La RDC traverse depuis plus de deux décennies un « cycle de turbulences politiques » d’après des activistes pro-démocratie. Une situation à l’origine des inégalités sociales dont ils tiennent les autorités pour responsables. Pour combattre ces disparités, des mouvements citoyens se sont créés et déployés à travers le pays. Ils entendent exercer un contrôle citoyen sur les institutions.
De la politique au social, ils sont sur plusieurs fronts. De nombreux jeunes ont manifesté, le 5 août devant le Palais du Peuple à Kinshasa. Ils ont investi le siège du Parlement pour exiger « la dépolitisation » de la Commission Electorale Nationale Indépendante (CENI), suite à l’appel du mouvement citoyen LUCHA (Lutte pour le changement). Sur leurs pancartes, t-shirt et drapeaux, on pouvait lire les messages de protestations. Les jeunes de partis politiques et des mouvements citoyens comme Lucha, Filimbi, Eccha et Ekoki, réclament un consensus dans le processus de désignation du Président de la centrale électorale. Une tâche confiée aux confessions religieuses qui n’ont toujours pas trouvé de compromis. Dispersés par la police, à coup de gaz lacrymogènes, ils n’ont pas pu déposer leur mémorandum.
Les dirigeants doivent être redevables
« Ces mouvements peuvent réveiller le Gouvernement pour que les choses aillent dans la bonne direction« . « … De l’autre côté, ce n’est pas tellement intéressant, la manière dont ils ont l’habitude de procéder à certaines revendications« . Voilà deux opinions sur les mouvements citoyens d’après des habitants de Kisangani, dans l’Est de la RDC. Dans un regroupement des activistes de Lucha, nous nous approchons de Jedidja Mabela l’un des militants. « Le sens de notre combat c’est rendre le peuple exigeant pour que les dirigeants lui soient redevables« , nous explique-t-il. Les actions de la Lucha vont produire des résultats. La pression du mouvement citoyen a conduit notamment à la mise en place d’une brigade d’assainissement, se félicite le jeune Jedidja.

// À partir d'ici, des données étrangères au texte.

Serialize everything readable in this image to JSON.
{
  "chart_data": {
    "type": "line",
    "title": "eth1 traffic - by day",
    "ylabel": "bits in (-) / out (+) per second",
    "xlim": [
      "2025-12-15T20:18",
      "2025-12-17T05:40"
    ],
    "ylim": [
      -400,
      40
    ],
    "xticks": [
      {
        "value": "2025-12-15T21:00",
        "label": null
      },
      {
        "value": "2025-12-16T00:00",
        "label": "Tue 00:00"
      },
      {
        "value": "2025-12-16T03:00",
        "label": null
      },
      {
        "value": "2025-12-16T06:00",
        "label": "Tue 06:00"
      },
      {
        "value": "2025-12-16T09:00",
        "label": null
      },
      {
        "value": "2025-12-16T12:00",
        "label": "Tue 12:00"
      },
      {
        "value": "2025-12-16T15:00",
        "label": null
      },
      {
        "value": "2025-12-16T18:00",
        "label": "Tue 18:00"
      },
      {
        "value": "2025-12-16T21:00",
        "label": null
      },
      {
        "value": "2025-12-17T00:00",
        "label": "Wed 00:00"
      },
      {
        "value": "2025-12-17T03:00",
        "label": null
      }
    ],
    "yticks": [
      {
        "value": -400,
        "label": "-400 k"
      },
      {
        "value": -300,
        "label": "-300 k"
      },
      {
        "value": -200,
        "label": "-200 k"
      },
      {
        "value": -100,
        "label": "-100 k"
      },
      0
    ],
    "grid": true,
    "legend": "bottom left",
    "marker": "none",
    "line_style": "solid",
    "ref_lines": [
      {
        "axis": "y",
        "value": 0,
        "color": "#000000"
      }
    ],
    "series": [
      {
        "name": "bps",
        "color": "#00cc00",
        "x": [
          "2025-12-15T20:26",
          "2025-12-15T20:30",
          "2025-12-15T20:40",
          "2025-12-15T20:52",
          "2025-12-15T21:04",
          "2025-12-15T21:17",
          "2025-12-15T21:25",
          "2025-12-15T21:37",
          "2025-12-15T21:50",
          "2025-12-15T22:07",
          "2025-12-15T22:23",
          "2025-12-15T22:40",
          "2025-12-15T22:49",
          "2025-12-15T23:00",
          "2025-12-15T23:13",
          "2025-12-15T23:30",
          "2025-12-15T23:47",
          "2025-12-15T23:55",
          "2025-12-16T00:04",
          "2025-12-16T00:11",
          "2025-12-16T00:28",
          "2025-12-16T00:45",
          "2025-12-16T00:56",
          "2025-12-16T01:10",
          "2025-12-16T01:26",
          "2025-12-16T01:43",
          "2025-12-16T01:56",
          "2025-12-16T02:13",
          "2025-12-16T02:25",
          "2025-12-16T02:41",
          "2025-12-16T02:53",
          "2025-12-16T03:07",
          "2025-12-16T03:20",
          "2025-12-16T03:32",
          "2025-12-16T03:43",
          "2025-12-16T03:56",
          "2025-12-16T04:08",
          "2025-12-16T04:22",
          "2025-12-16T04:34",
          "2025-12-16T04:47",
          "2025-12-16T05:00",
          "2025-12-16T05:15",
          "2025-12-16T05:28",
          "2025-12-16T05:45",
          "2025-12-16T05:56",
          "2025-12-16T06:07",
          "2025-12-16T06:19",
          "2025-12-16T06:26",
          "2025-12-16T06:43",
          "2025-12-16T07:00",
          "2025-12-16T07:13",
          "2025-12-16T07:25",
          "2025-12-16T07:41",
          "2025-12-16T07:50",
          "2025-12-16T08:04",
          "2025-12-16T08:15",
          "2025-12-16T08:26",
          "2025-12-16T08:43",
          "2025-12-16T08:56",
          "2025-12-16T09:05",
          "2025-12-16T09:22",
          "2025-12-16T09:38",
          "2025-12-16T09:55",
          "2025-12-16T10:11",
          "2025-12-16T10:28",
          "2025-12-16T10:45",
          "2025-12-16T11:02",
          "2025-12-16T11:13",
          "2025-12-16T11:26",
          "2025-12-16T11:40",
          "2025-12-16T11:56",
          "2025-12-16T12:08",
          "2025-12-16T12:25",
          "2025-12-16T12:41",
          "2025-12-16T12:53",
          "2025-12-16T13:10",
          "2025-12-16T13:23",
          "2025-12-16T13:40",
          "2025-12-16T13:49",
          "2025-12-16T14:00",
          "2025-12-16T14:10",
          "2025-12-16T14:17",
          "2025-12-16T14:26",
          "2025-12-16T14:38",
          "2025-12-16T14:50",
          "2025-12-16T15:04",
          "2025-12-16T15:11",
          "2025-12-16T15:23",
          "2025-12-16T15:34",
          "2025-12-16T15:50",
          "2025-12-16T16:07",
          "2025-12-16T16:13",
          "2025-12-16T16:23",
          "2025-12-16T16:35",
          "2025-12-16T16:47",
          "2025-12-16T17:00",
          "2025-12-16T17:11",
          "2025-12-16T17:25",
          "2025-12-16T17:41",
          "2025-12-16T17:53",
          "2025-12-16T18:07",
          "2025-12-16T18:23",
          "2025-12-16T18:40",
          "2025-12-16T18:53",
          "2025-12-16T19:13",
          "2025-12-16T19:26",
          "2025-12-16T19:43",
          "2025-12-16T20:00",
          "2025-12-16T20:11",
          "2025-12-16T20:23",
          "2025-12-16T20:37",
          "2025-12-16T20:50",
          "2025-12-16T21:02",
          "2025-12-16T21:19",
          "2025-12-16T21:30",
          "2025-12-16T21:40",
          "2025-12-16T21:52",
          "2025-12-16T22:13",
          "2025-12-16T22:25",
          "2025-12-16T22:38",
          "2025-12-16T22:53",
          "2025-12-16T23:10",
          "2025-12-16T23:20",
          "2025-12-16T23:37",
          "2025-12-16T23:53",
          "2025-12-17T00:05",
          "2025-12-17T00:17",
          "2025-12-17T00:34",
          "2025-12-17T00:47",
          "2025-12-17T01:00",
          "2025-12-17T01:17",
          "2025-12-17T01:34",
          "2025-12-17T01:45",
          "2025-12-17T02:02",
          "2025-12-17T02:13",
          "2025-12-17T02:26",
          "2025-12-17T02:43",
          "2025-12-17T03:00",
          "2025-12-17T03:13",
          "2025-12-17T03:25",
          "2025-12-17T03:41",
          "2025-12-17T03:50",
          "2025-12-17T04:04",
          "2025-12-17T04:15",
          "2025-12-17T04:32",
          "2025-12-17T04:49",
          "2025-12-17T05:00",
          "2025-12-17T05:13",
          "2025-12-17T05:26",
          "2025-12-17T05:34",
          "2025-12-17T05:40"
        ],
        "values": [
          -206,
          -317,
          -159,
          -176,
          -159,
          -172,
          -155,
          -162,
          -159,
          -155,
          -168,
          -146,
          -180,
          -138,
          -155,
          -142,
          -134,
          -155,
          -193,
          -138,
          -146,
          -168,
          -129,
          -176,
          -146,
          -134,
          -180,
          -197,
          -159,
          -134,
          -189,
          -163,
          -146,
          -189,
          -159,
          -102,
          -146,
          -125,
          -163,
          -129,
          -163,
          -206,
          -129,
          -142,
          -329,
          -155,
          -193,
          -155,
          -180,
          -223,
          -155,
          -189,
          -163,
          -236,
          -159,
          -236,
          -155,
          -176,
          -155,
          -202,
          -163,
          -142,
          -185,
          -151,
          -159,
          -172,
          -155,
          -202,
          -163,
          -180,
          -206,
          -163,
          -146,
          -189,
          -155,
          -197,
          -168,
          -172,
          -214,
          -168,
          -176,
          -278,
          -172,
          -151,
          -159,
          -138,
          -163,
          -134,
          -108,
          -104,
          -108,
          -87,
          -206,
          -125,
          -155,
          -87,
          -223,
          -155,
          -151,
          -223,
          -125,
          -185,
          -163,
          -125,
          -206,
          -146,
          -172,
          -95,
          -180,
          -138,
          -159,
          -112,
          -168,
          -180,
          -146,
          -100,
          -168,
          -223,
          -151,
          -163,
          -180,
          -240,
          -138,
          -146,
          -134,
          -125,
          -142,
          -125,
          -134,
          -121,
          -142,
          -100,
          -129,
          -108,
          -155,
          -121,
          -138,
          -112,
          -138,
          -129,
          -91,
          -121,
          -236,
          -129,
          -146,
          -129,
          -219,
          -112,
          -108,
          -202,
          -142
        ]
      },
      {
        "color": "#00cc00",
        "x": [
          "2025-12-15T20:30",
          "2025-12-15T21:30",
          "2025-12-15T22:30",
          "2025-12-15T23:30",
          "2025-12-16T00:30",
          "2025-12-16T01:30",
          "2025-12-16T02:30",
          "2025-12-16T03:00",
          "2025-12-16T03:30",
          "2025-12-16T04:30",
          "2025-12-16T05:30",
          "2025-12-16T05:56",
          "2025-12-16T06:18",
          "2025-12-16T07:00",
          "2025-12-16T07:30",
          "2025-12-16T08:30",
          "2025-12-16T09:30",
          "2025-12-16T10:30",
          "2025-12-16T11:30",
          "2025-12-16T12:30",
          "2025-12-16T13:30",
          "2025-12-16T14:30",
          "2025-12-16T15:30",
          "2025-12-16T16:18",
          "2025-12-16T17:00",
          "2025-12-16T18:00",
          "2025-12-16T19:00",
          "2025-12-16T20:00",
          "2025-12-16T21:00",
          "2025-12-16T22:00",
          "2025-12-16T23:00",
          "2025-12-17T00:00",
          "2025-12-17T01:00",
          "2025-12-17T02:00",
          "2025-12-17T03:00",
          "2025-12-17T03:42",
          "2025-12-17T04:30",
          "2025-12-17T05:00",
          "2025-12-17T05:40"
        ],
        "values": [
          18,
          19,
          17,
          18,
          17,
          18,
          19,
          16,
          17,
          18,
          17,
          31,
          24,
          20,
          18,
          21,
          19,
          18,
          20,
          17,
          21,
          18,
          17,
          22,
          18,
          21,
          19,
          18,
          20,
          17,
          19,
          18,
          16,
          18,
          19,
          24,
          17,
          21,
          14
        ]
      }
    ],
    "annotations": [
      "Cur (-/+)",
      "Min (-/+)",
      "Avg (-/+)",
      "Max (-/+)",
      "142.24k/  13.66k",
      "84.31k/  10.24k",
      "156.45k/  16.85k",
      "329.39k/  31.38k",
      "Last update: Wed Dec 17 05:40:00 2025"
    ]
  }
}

A Mbuji-Mayi, capitale provinciale du Kasaï-Oriental, le mouvement Fimbimbi a lancé, depuis le 30 juillet 2021, une opération de suivi et d’évaluation des travaux de la voirie urbaine. Un programme de contrôle citoyen qui vise à inciter les autorités compétentes à rendre compte. Filimbi se propose de faire des recommandations pour relever les défis liés aux infrastructures routières dans la ville. Le 5 août, au terme de la deuxième visite sur des chantiers de l’Office de Voirie et Drainage, la note est satisfaisante selon Marcel Tshibangu. Le point focal Filimbi au Kasaï-Oriental a formulé tout de même des recommandations pour la suite des travaux. »Aux gouvernants de doter cette entreprise des moyens conséquents », déclare l’activiste.
La répression
Le combat au sein du mouvement citoyen n’est pas sans conséquence. À l’instar d’autres activistes à travers le pays, Jedidja de Kisangani a dû passer un séjour en détention. Il y a subit une torture durant environs trois heures, selon son témoignage. Comme lui, Gloria Sengha, ancienne membre de Lucha a également été détenue pendant des jours, pour son engagement. Sa lutte citoyenne commence alors qu’elle n’a que 16 ans. Quelques années plus tard, soit en 2015, elle fait partie des étudiants qui ont manifesté contre un éventuel troisième mandat de Joseph Kabila, alors Président de la République. Repérée par un membre de la Lucha, elle va y affuter ses armes avant de créer, en 2018, le mouvement « Vigilance citoyenne ». La répression, elle s’y attendait. « Je me disais, comme je vais dans cette manifestation, j’ai deux choix : soit mourir, soit rester en vie », affirme-t-elle d’un ton ferme.
Par ailleurs, des observateurs estiment que les mouvements citoyens devraient adapter leurs actions au contexte du pays. C’est le cas de Sylvain Lumu, Directeur de l’Institut Alternatives et Initiatives Citoyennes pour la Gouvernance Démocratique. Pour lui, la situation sociopolitique n’est pas forcément la même qu’au moment de leur naissance.